The road forward

Change is afoot for the neighborhood surrounding Blake Road in Hopkins.


The proposed extension of the Green Line light rail through the area has the community poised to ensure that current residents benefit.  Thanks to the Blake Road Corridor Collaborative (BRCC), residents, and local businesses, the neighborhood is rapidly becoming a much more vital, livable place.

Near Knollwood Mall, Cargill headquarters, and Blake School, but separated from western Hopkins by Hwy. 169, the Blake Road neighborhood has faced some challenges. Home to many new immigrants, the area has grown into a diverse community where no less than 37 languages are now spoken.  Lacking amenities beyond a neglected park, there's been a surge of interest in forging new partnerships to help turn things around.

Over the past several years, the BRCC-- a coalition of governmental partners, nonprofits, and others working with neighborhood residents--has made great strides in enhancing the area. The first step was a neighborhood assessment done by Wilder Research, which helped build on-the-ground organizing capacity to make sure that local residents had a voice in shaping future improvements.  

Through resources provided through Twin Cities LISC, the collaborative hired a community outreach coordinator who created opportunities for the area's diverse residents to work together.  New partners came on-board. The Neighborhood Development Center started offering small business entrepreneur classes there. Aeon analyzed the need for new affordable housing construction and preservation strategies. And Project for Pride in Living proposed Oxford Village, a new development that would provide 60 long-term affordable housing units.

"Housing along Blake Road is relatively affordable today," says James Lehnhoff, Aeon's director of housing development, "and the community has worked hard to increase the quality of the neighborhood. However, with all the excitement about the proposed Blake Road station for the Southwest LRT, we're starting to see owners invest in upgrades that may also lead to increased rents. We want to promote property improvements but also find ways to preserve affordability."
LISC also supported improvements in Cottageville Park, which was perceived by many neighbors to be unsafe. As the park improved with new lighting, basketball courts, and a community garden – so did the neighborhood.  

Now, even bigger improvements are in the works. The City of Hopkins is working with the Minnehaha Creek Watershed District on a $3 million project to improve water quality and the connection between Cottageville Park and Minnehaha Creek. The renewed park, which will be three times larger, will feature a playground, trails, and extensive new landscaping. All of which will further enhance the area's investment potential.

To help the community and the City plan development along Blake Road in a way that attracts new residents but doesn't displace current ones, the BRCC partnered with LISC’s Corridor Development Initiative to host a series of workshops this summer to clarify priorities of residents and explore various development scenarios for three large publicly owned sites ripe for redevelopment.
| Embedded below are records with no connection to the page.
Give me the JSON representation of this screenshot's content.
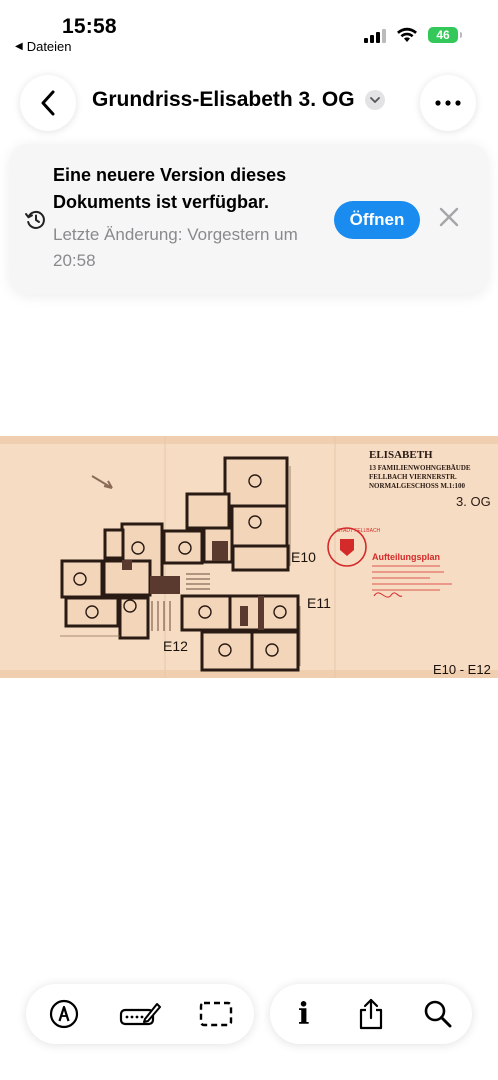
{
  "status_bar": {
    "time": "15:58",
    "back_app": "Dateien",
    "back_arrow": "◀",
    "battery_level": "46",
    "icons": [
      "signal-icon",
      "wifi-icon",
      "battery-icon"
    ]
  },
  "nav": {
    "title": "Grundriss-Elisabeth 3. OG",
    "icons": [
      "chevron-left-icon",
      "chevron-down-icon",
      "more-icon"
    ]
  },
  "banner": {
    "heading": "Eine neuere Version dieses Dokuments ist verfügbar.",
    "subtitle": "Letzte Änderung: Vorgestern um 20:58",
    "open_label": "Öffnen",
    "icons": [
      "history-icon",
      "close-icon"
    ],
    "accent_color": "#1a8cf0"
  },
  "document": {
    "header_line1": "ELISABETH",
    "header_line2": "13 FAMILIENWOHNGEBÄUDE",
    "header_line3": "FELLBACH VIERNERSTR.",
    "header_line4": "NORMALGESCHOSS M.1:100",
    "floor_label": "3. OG",
    "unit_e10": "E10",
    "unit_e11": "E11",
    "unit_e12": "E12",
    "unit_range": "E10 - E12",
    "stamp_text": "STADT FELLBACH",
    "stamp_label": "Aufteilungsplan"
  },
  "toolbar": {
    "info_label": "i",
    "icons": [
      "markup-icon",
      "signature-icon",
      "selection-icon",
      "info-icon",
      "share-icon",
      "search-icon"
    ]
  }
}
"This is a great opportunity," says Gretchen Nicholls, LISC program officer and coordinator of the Corridor Development Initiative. "Residents want to make sure that development around the new Blake Road transit station keeps the neighborhood's character, diversity, and sense of place. The community wants to see a more walkable neighborhood, better access to parks and natural amenities, and neighborhood-oriented retail to enhance vitality and livability--as well as a mix of housing options. Many families are concerned that they'll be displaced when new investments push rental rates up."

The future of Blake Road is looking pretty rosy these days. Improvements are well underway, but the challenge now is to make sure that current residents can stay to enjoy them.